Not one who had close or even communicative family members, this one felt the need to email many within the church and to ask for people to come and visit. She was lonely and afraid due to recent medical diagnoses she had received and just wanted someone, anyone to come and see her. And many in fact did do just that, going over to visit and praying with her. And then as her condition worsened and she was again hospitalized another call came forth, this time from a friend of hers asking for visitors again as her condition had become much more dire.
And again, many went out to see her and to pray with her even though by then she had been placed on Hospice Care and was not visibly communicative due to the regimen of pain medicine she was on. But there were a number of folks who went to see her before she was called to her final home with God early last week.
And then…then there were the plans for the funeral, for all of her friends to have an opportunity to remember her and to put some sense of closure on this significant loss to her community of friends. And in the end, many turned out on a bitterly cold morning and many shared as well how much they were blessed by the presence of this one woman in their lives and in the life of their community. And somewhere this one who was so alone, this one who felt the need to personally call out for friendship and companionship did so, as did her friends who echoed the call when she was no longer able to ask for herself.
And I guess I bring her up because in the end, her friends in her community and her family in the church stepped up and did the right thing. However somewhere it bothers me a little bit that she even needed to ask, or that one of her friends had to ask once again when she was nearing the end of her time here on earth. But this case to some extent did reveal the love of God in our words and in our actions.

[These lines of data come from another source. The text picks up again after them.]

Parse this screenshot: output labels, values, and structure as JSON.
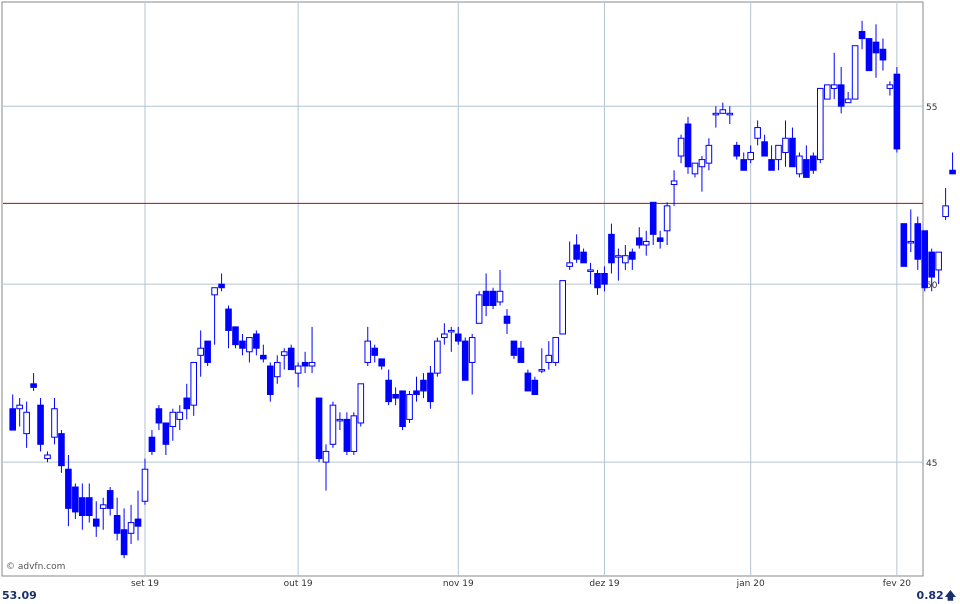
{
  "watermark": "© advfn.com",
  "footer": {
    "last_price": "53.09",
    "change": "0.82"
  },
  "icons": {
    "change_direction": "up-arrow-icon"
  },
  "colors": {
    "candle": "#0000ff",
    "grid": "#b4c4d0",
    "reference": "#cc0000",
    "frame": "#888888"
  },
  "chart_data": {
    "type": "candlestick",
    "title": "",
    "xlabel": "",
    "ylabel": "",
    "ylim": [
      41.8,
      57.9
    ],
    "y_ticks": [
      45,
      50,
      55
    ],
    "x_ticks": [
      {
        "label": "set 19",
        "index": 19
      },
      {
        "label": "out 19",
        "index": 41
      },
      {
        "label": "nov 19",
        "index": 64
      },
      {
        "label": "dez 19",
        "index": 85
      },
      {
        "label": "jan 20",
        "index": 106
      },
      {
        "label": "fev 20",
        "index": 127
      }
    ],
    "reference_line": 52.27,
    "grid": true,
    "ohlc": [
      [
        46.5,
        46.9,
        45.9,
        45.9
      ],
      [
        46.5,
        46.8,
        46.0,
        46.6
      ],
      [
        45.8,
        46.7,
        45.4,
        46.4
      ],
      [
        47.2,
        47.5,
        47.0,
        47.1
      ],
      [
        46.6,
        46.8,
        45.3,
        45.5
      ],
      [
        45.1,
        45.3,
        45.0,
        45.2
      ],
      [
        45.7,
        46.8,
        45.5,
        46.5
      ],
      [
        45.8,
        45.9,
        44.7,
        44.9
      ],
      [
        44.8,
        45.2,
        43.2,
        43.7
      ],
      [
        44.3,
        44.4,
        43.4,
        43.6
      ],
      [
        44.0,
        44.4,
        43.1,
        43.5
      ],
      [
        44.0,
        44.4,
        43.3,
        43.5
      ],
      [
        43.4,
        43.9,
        42.9,
        43.2
      ],
      [
        43.7,
        44.0,
        43.1,
        43.8
      ],
      [
        44.2,
        44.3,
        43.5,
        43.7
      ],
      [
        43.5,
        44.0,
        42.8,
        43.0
      ],
      [
        43.1,
        43.7,
        42.3,
        42.4
      ],
      [
        43.0,
        43.8,
        42.7,
        43.3
      ],
      [
        43.4,
        44.2,
        42.8,
        43.2
      ],
      [
        43.9,
        45.1,
        43.8,
        44.8
      ],
      [
        45.7,
        45.9,
        45.2,
        45.3
      ],
      [
        46.5,
        46.6,
        45.9,
        46.1
      ],
      [
        46.1,
        46.1,
        45.2,
        45.5
      ],
      [
        46.0,
        46.5,
        45.6,
        46.4
      ],
      [
        46.2,
        46.6,
        45.9,
        46.4
      ],
      [
        46.8,
        47.2,
        46.2,
        46.5
      ],
      [
        46.6,
        47.7,
        46.3,
        47.8
      ],
      [
        48.0,
        48.7,
        47.4,
        48.2
      ],
      [
        48.4,
        48.4,
        47.7,
        47.8
      ],
      [
        49.7,
        49.9,
        48.3,
        49.9
      ],
      [
        50.0,
        50.3,
        49.8,
        49.9
      ],
      [
        49.3,
        49.4,
        48.2,
        48.7
      ],
      [
        48.8,
        48.8,
        48.2,
        48.3
      ],
      [
        48.4,
        48.6,
        48.0,
        48.2
      ],
      [
        48.1,
        48.4,
        47.8,
        48.5
      ],
      [
        48.6,
        48.7,
        48.0,
        48.2
      ],
      [
        48.0,
        48.3,
        47.8,
        47.9
      ],
      [
        47.7,
        47.8,
        46.7,
        46.9
      ],
      [
        47.4,
        48.0,
        47.2,
        47.8
      ],
      [
        48.0,
        48.2,
        47.6,
        48.1
      ],
      [
        48.2,
        48.3,
        47.6,
        47.6
      ],
      [
        47.5,
        47.8,
        47.1,
        47.7
      ],
      [
        47.8,
        48.1,
        47.5,
        47.7
      ],
      [
        47.7,
        48.8,
        47.5,
        47.8
      ],
      [
        46.8,
        46.8,
        45.0,
        45.1
      ],
      [
        45.0,
        45.5,
        44.2,
        45.3
      ],
      [
        45.5,
        46.7,
        45.4,
        46.6
      ],
      [
        46.2,
        46.4,
        45.9,
        46.2
      ],
      [
        46.2,
        46.4,
        45.2,
        45.3
      ],
      [
        45.3,
        46.4,
        45.2,
        46.3
      ],
      [
        46.1,
        47.2,
        46.0,
        47.2
      ],
      [
        47.8,
        48.8,
        47.7,
        48.4
      ],
      [
        48.2,
        48.3,
        47.8,
        48.0
      ],
      [
        47.9,
        47.9,
        47.6,
        47.7
      ],
      [
        47.3,
        47.6,
        46.6,
        46.7
      ],
      [
        46.9,
        47.1,
        46.6,
        46.8
      ],
      [
        47.0,
        47.0,
        45.9,
        46.0
      ],
      [
        46.2,
        47.0,
        46.1,
        46.9
      ],
      [
        47.0,
        47.4,
        46.7,
        46.9
      ],
      [
        47.3,
        47.5,
        46.8,
        47.0
      ],
      [
        47.5,
        47.7,
        46.5,
        46.7
      ],
      [
        47.5,
        48.5,
        47.4,
        48.4
      ],
      [
        48.5,
        48.9,
        48.3,
        48.6
      ],
      [
        48.7,
        48.8,
        48.1,
        48.7
      ],
      [
        48.6,
        48.8,
        48.3,
        48.4
      ],
      [
        48.4,
        48.5,
        47.3,
        47.3
      ],
      [
        47.8,
        48.6,
        46.9,
        48.5
      ],
      [
        48.9,
        49.8,
        48.9,
        49.7
      ],
      [
        49.8,
        50.3,
        49.1,
        49.4
      ],
      [
        49.8,
        49.9,
        49.3,
        49.4
      ],
      [
        49.5,
        50.4,
        49.4,
        49.8
      ],
      [
        49.1,
        49.3,
        48.6,
        48.9
      ],
      [
        48.4,
        48.4,
        47.9,
        48.0
      ],
      [
        48.2,
        48.4,
        47.8,
        47.8
      ],
      [
        47.5,
        47.6,
        47.0,
        47.0
      ],
      [
        47.3,
        47.4,
        46.9,
        46.9
      ],
      [
        47.6,
        48.2,
        47.5,
        47.6
      ],
      [
        47.8,
        48.4,
        47.6,
        48.0
      ],
      [
        47.8,
        48.5,
        47.7,
        48.5
      ],
      [
        48.6,
        50.1,
        48.6,
        50.1
      ],
      [
        50.5,
        51.2,
        50.4,
        50.6
      ],
      [
        51.1,
        51.4,
        50.6,
        50.7
      ],
      [
        50.9,
        51.0,
        50.7,
        50.6
      ],
      [
        50.4,
        50.6,
        50.0,
        50.4
      ],
      [
        50.3,
        50.4,
        49.7,
        49.9
      ],
      [
        50.3,
        50.5,
        49.8,
        50.0
      ],
      [
        51.4,
        51.7,
        50.3,
        50.6
      ],
      [
        50.8,
        51.0,
        50.1,
        50.8
      ],
      [
        50.6,
        51.1,
        50.4,
        50.8
      ],
      [
        50.9,
        51.0,
        50.4,
        50.7
      ],
      [
        51.3,
        51.6,
        51.0,
        51.1
      ],
      [
        51.1,
        51.5,
        50.8,
        51.2
      ],
      [
        52.3,
        52.3,
        51.1,
        51.4
      ],
      [
        51.3,
        51.5,
        51.0,
        51.2
      ],
      [
        51.5,
        52.3,
        51.1,
        52.2
      ],
      [
        52.8,
        53.2,
        52.2,
        52.9
      ],
      [
        53.6,
        54.2,
        53.4,
        54.1
      ],
      [
        54.5,
        54.7,
        53.1,
        53.3
      ],
      [
        53.1,
        53.3,
        53.0,
        53.4
      ],
      [
        53.3,
        53.6,
        52.6,
        53.5
      ],
      [
        53.4,
        54.1,
        53.2,
        53.9
      ],
      [
        54.8,
        55.0,
        54.4,
        54.8
      ],
      [
        54.8,
        55.1,
        54.8,
        54.9
      ],
      [
        54.8,
        55.0,
        54.5,
        54.8
      ],
      [
        53.9,
        54.0,
        53.5,
        53.6
      ],
      [
        53.5,
        53.7,
        53.4,
        53.2
      ],
      [
        53.5,
        53.9,
        53.4,
        53.7
      ],
      [
        54.1,
        54.6,
        53.9,
        54.4
      ],
      [
        54.0,
        54.2,
        53.6,
        53.6
      ],
      [
        53.5,
        53.9,
        53.2,
        53.2
      ],
      [
        53.5,
        53.9,
        53.2,
        53.9
      ],
      [
        53.7,
        54.6,
        53.3,
        54.1
      ],
      [
        54.1,
        54.4,
        53.6,
        53.3
      ],
      [
        53.1,
        53.7,
        53.0,
        53.6
      ],
      [
        53.5,
        53.9,
        53.0,
        53.0
      ],
      [
        53.6,
        53.7,
        53.1,
        53.2
      ],
      [
        53.5,
        55.5,
        53.4,
        55.5
      ],
      [
        55.2,
        55.4,
        55.3,
        55.6
      ],
      [
        55.5,
        56.5,
        55.2,
        55.6
      ],
      [
        55.6,
        56.1,
        54.8,
        55.0
      ],
      [
        55.1,
        55.4,
        55.1,
        55.2
      ],
      [
        55.2,
        56.6,
        55.6,
        56.7
      ],
      [
        57.1,
        57.4,
        56.6,
        56.9
      ],
      [
        56.9,
        56.9,
        56.0,
        56.0
      ],
      [
        56.8,
        57.3,
        55.8,
        56.5
      ],
      [
        56.6,
        56.9,
        56.0,
        56.3
      ],
      [
        55.5,
        55.7,
        55.3,
        55.6
      ],
      [
        55.9,
        56.1,
        53.7,
        53.8
      ],
      [
        51.7,
        51.7,
        50.5,
        50.5
      ],
      [
        51.2,
        52.1,
        50.9,
        51.2
      ],
      [
        51.7,
        51.9,
        50.4,
        50.7
      ],
      [
        51.5,
        51.5,
        49.8,
        49.9
      ],
      [
        50.9,
        51.0,
        49.8,
        50.2
      ],
      [
        50.4,
        50.9,
        50.0,
        50.9
      ],
      [
        51.9,
        52.7,
        51.8,
        52.2
      ],
      [
        53.2,
        53.7,
        53.2,
        53.1
      ]
    ]
  }
}
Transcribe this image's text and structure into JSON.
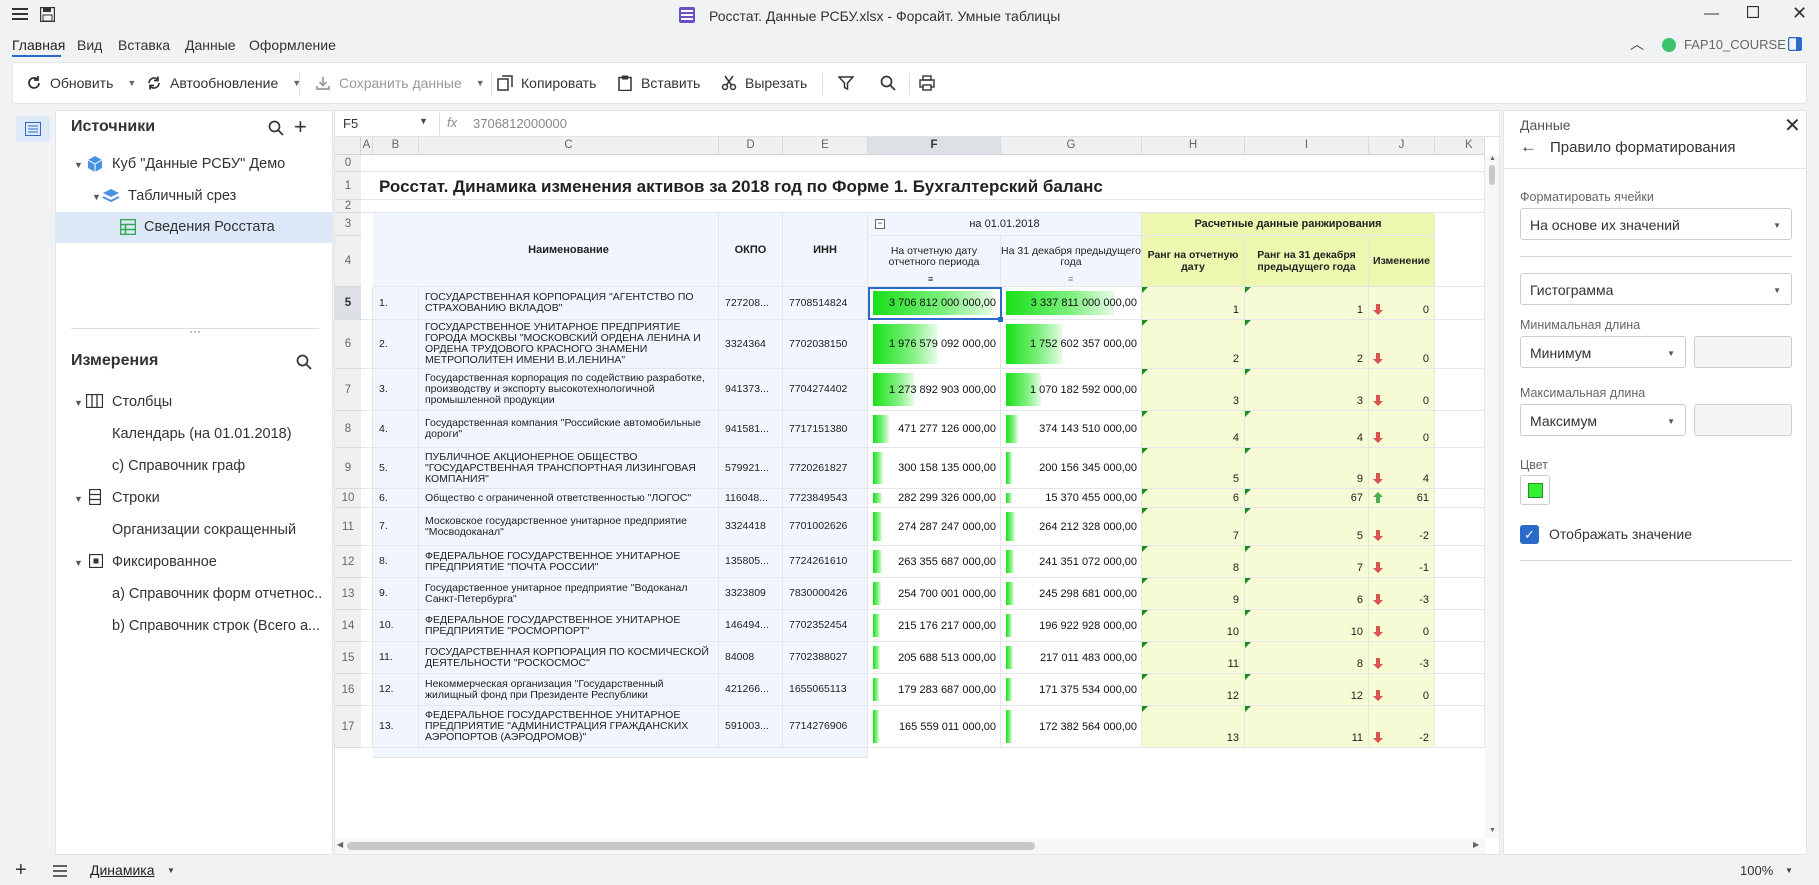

But there are so many more who still sit all alone, so many more who hardly ever see a friendly face other than the staff who care for their daily needs except perhaps during the holidays when groups of well-meaning souls take the time to go and sing a carol or bring some sense of holiday cheer.
And some of these have family and some others do not. And some of these have family who visit fairly regularly and others seldom receive a visit of any sort. And so many just sit there, spending the final days or years of their lives feeling so alone, so abandoned except by the ones who are paid to care for them and put them in their wheelchair each day. And somewhere it seems as though that truly is an abandonment of our duty as followers of the one who gave his life that we might learn how to love every one another.
May we be moved to greater compassion for these who so deserve our respect and honor regardless of how we think they might contribute or not to our own lives, regardless of how we may feel that they might in fact complicate our lives or our routines…
…let us be bothered to care for these most lonely, most vulnerable…
…most in need of the love of God that can only be given through our words, our touch, and our actions.